A New Safety Assessment Method Based on Belief Rule Base With Attribute Reliability

doi: 10.1109/JAS.2020.1003399
Funds:  This work was supported in part by the National Natural Science Foundation of China (61833016, 61751304, 61873273, 61702142, 61773388), the Key Research and Development Plan of Hainan (ZDYF2019007), and Shaanxi Outstanding Youth Science Foundation (2020JC-34)
More Information
  • Safety assessment is one of important aspects in health management.

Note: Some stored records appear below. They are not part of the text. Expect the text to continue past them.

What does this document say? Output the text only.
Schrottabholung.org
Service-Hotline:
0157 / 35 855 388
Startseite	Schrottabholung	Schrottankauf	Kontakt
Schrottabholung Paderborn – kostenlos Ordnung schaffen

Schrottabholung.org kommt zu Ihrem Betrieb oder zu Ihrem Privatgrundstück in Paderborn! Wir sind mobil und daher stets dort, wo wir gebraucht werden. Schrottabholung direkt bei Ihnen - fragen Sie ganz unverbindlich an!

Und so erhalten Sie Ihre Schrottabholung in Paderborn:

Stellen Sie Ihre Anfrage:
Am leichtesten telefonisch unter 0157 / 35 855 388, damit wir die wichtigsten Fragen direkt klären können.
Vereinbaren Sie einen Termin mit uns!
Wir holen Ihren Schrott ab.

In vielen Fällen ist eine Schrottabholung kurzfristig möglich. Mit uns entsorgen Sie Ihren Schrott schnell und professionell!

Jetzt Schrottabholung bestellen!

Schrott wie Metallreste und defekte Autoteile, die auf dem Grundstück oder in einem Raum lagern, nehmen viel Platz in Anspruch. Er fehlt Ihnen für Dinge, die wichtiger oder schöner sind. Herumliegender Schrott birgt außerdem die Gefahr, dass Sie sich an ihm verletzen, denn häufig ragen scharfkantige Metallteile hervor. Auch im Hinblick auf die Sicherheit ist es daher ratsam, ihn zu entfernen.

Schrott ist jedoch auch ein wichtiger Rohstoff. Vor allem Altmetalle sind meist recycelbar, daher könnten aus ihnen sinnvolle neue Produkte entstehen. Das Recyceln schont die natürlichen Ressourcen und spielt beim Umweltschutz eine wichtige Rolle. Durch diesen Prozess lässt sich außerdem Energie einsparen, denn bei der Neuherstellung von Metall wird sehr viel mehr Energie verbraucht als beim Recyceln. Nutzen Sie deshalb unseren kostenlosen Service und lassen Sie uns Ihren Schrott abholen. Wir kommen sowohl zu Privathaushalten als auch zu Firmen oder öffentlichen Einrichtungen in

In safety assessment for practical systems, three problems exist: lack of observation information, high system complexity and environment interference. Belief rule base with attribute reliability (BRB-r) is an expert system that provides a useful way for dealing with these three problems. In BRB-r, once the input information is unreliable, the reliability of belief rule is influenced, which further influences the accuracy of its output belief degree. On the other hand, when many system characteristics exist, the belief rule combination will explode in BRB-r, and the BRB-r based safety assessment model becomes too complicated to be applied. Thus, in this paper, to balance the complexity and accuracy of the safety assessment model, a new safety assessment model based on BRB-r with considering belief rule reliability is developed for the first time. In the developed model, a new calculation method of the belief rule reliability is proposed with considering both attribute reliability and global ignorance. Moreover, to reduce the influence of uncertainty of expert knowledge, an optimization model for the developed safety assessment model is constructed. A case study of safety assessment of liquefied natural gas (LNG) storage tank is conducted to illustrate the effectiveness of the new developed model.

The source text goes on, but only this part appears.